Tara left Dan and Adrian in the kitchen. She remembered the shattered remains of the bottle Riley had asked her to keep safe for him when they first arrived. At the time, she had no idea why he wished her to keep the item.  Now it made sense.

The wild eyed drunk they met when they arrived, the one ready to choke her to death over a bottle of Absinthe might be a clue. He had been deranged, made mad by drink and cared for nothing but his precious bottle--given to him, so he said, by the enchanted ones. Since Mick and Riley believed there were no fey in Paris, save the dark ones and Artemisia, it seemed logical that the bottle the old vagrant had been willing to kill her over might be a key to this mystery regarding the tainted spirits.

Tara rummaged through her dresser drawer in search of the jagged glass label wrapped in Riley's handkerchief.  It was safe, beneath her spare pantalets. She unwrapped it and studied the label. 
Lune Nuit Absinthe
. Black Moon Absinthe.

She sat on the bed, stunned by the events of the day. So much had happened since she awakened in Adrian's arms and they made love before leaving their cozy silk cocoon, as he had dubbed it. How she wished she could just lie here now in his arms and forget the horrors beyond their bedroom door.

Tara curled her fingers around the sharp edged label, and stared at her reflection in the long oval mirror across from the bed.

A child
, Mick claimed. He'd called her a toddler, and then amended his criticism to adolescent girl. The insult didn't bother her as much now, not when she considered Mick and Riley had been using their fey gifts for more than a millennium. Tara discovered her fey lineage mere months ago. She was like a baby to them, just learning to walk when they had been striding forward at a brisk run for centuries.

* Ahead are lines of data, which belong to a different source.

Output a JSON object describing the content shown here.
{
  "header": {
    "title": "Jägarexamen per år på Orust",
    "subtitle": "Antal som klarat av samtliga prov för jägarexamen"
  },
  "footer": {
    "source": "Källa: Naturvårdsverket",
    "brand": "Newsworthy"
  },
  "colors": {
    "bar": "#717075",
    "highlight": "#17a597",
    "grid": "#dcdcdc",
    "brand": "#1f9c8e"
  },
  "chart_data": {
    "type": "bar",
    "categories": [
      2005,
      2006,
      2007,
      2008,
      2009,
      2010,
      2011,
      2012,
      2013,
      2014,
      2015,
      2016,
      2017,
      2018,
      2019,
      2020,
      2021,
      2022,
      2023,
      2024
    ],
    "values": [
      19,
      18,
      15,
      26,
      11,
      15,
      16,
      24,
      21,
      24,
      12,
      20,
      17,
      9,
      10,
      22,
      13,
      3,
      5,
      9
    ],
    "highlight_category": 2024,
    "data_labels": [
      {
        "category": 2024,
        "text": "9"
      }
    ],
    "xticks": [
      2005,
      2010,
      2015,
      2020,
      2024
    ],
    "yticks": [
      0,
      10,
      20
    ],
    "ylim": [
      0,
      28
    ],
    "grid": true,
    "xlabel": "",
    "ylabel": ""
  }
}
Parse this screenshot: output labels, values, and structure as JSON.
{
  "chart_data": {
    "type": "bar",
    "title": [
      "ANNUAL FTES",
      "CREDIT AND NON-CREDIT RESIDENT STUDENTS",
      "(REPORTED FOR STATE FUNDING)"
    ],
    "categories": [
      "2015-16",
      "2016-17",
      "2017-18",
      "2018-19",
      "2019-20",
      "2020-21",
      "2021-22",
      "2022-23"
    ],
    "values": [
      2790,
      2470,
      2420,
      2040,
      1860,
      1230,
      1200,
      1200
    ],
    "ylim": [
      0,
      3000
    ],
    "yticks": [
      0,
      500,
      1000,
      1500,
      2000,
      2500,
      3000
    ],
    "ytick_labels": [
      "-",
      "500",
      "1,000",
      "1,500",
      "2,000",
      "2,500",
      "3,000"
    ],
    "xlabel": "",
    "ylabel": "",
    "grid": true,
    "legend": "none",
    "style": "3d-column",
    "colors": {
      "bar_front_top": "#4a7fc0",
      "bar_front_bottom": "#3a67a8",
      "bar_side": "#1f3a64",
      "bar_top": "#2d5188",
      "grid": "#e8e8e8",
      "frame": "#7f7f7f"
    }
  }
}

The most natural thing in the world would be to run.

To pack up Adrian and Dan, and escape to another time.

It would also be the coward's way out.

If mankind were threatened with enslavement by the dark fey, she really couldn't justify running away to save herself and her family. She might not be able to provide much aid in a fight, but she had to try to help vanquish their enemies.

The idea was horrifying. It was like something out of a science fiction movie, only instead of zombies or aliens taking over the world, it was the dark fey. The end of the world . . . well the end of man's freedom, at least. The world would go on, but it would be a different world, plagued by malicious and cruel beings. Ruled by evil.

The door opened. Adrian stood with his hand on the knob, studying her before he asked the question she knew would come. "Are you alright, my sweet?"

Her fist tightened around the jagged glass label. "No. Are you?"

He shook his head. "I just explained what we knew to Dan. I believe he thinks I'm mad."

"Can't blame him. We're all mad here," Tara sighed. Mad to think they could stop this wicked plot they stumbled into. She stood with purpose and exited the room.

Adrian followed her across the living room. "What is it you have in your hand?"

"Come, I'll show you." She crossed the hall to her brother's one room apartment. Adrian and Dan followed her.

Mick looked up from his task of pouring milk between Arthur's lips. He put the cup aside at their entry and stood up from the bed. "Tara? You have a look about you of one on a mission."

Tara smashed her lips together, and refrained from commenting. Instead, she waved him over to the table to the bottle Riley suspected contained the poisoned Absinthe. The men gathered around her as she unwrapped the label from its snowy white sheath. Beads of blood welled on her fingers from handling the jagged edges carelessly before. Still, she put the label down on the table in front of the bottle. The labels were exactly the same.

"That's the bottle from that queer old drunk in the woods," Dan noted.

"And Arthur's bottle is the same brand," Adrian stated the obvious.